What might I need to change about this/upgrade later if I were to upgrade to a 144hz monitor, if anything? I'm perfectly fine with not being able to run everything in absolute full blast mode at max possible FPS, just... "good" is sufficient.
Running every game at 144Hz, even at 1080p, is basically impossible. You can throw a 4090 in there and it still won't work; the CPU matters as well, and many/most games just aren't well enough optimised to hit that target. Some are small enough that it isn't an issue, but anything that even tastes of high-end graphics won't manage.
On the other hand, an 144Hz desktop is a completely different feel from a 60Hz one even if the games can't manage it.
Once you start thinking of higher-end monitors, the way to go is actually Freesync and/or G-Sync Ultimate*. That lets the monitor present frames at whatever rate your computer actually outputs, and almost entirely eliminates stuttering. This is especially important because, uh...
Imagine you have a monitor that's set to 144Hz. If the game is capable of rendering at 120Hz, assuming you don't turn v-sync off, you will not be getting 120 frames per second on the monitor. It'll actually be limited to 144/2, 72Hz. And if it can't hit 72FPS reliably, then... yeah. Free/Gsync entirely eliminates that.

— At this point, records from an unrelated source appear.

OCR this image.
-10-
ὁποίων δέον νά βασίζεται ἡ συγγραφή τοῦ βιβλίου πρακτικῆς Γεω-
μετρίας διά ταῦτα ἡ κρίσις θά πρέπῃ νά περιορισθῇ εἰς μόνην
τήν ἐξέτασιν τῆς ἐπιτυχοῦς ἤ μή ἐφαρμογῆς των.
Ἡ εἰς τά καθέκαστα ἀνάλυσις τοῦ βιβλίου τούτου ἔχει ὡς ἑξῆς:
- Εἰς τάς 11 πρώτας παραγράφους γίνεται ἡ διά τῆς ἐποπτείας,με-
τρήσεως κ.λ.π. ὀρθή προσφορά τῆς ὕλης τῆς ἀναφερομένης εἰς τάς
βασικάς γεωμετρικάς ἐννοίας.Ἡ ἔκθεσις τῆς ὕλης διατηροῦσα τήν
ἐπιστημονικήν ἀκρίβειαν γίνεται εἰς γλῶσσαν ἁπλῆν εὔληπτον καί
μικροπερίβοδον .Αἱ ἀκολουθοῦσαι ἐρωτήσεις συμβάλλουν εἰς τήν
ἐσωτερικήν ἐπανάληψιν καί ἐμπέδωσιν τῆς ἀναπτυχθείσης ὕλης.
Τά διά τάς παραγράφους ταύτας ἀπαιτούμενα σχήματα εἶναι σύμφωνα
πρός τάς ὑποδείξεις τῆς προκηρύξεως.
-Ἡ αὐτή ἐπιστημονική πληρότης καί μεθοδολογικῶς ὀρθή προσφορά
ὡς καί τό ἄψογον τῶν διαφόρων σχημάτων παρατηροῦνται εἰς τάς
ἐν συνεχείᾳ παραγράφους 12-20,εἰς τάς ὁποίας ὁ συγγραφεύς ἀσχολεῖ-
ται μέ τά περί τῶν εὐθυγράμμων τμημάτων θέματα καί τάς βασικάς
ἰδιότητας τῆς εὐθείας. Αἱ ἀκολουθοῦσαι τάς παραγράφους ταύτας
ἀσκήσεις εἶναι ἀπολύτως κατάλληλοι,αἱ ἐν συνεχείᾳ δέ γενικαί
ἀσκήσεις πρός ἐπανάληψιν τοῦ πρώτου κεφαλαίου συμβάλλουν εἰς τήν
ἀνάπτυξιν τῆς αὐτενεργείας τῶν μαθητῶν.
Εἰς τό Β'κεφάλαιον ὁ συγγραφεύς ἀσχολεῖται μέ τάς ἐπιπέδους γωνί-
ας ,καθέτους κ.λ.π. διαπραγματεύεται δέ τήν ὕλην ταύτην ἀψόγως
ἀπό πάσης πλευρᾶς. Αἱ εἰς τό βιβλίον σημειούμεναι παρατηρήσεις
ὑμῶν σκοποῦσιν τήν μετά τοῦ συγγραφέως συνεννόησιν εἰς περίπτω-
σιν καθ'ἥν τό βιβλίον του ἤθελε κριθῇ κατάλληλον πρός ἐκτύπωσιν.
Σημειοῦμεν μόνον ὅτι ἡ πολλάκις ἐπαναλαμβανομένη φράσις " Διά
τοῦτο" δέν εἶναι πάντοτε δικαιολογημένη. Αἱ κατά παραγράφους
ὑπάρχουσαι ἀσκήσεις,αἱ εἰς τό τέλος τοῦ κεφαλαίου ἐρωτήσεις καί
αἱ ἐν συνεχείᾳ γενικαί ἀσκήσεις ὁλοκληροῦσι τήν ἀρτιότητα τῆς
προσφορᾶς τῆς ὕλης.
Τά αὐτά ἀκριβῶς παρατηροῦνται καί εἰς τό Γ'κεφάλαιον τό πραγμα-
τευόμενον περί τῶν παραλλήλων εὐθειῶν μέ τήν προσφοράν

But it does cost quite a bit more. While the modules themselves aren't super expensive, you'll only find them in mid to high-end monitors.
*: But not the older versions of g-sync, because those modules have a constantly running fan on them... it got annoying in a hurry. Yes, that's 'constantly' as 'even during standby', in the case of mine. Augh.
= = =
One final concern. If you have any thoughts of running Stable Diffusion, you
need an nvidia GPU.
Oh, and on the subject GPUs. While a low-end GPU can certainly drive 1080p — it requires somewhere between 1/2 and 1/4 the GPU horsepower of 4k — this is only true if the GPU still has enough VRAM to load the game assets in. Games scale to available VRAM, but only so far, and the moment it doesn't all fit in at once, your performance will drop off a cliff.
GPUs can swap textures out to main memory, but that's pretty much like main memory swapping to disk. In severe cases, your framerates can easily drop by 90%.
GPU memory has been rapidly increasing over the last couple of years, so while 3 GB was okay a few years ago, today it's woefully inadequate. 6GB will work in most cases... today. But I honestly wouldn't buy a GPU today with less than 12.
Fortunately there's a 12GB RTX 3060 model, so you have options.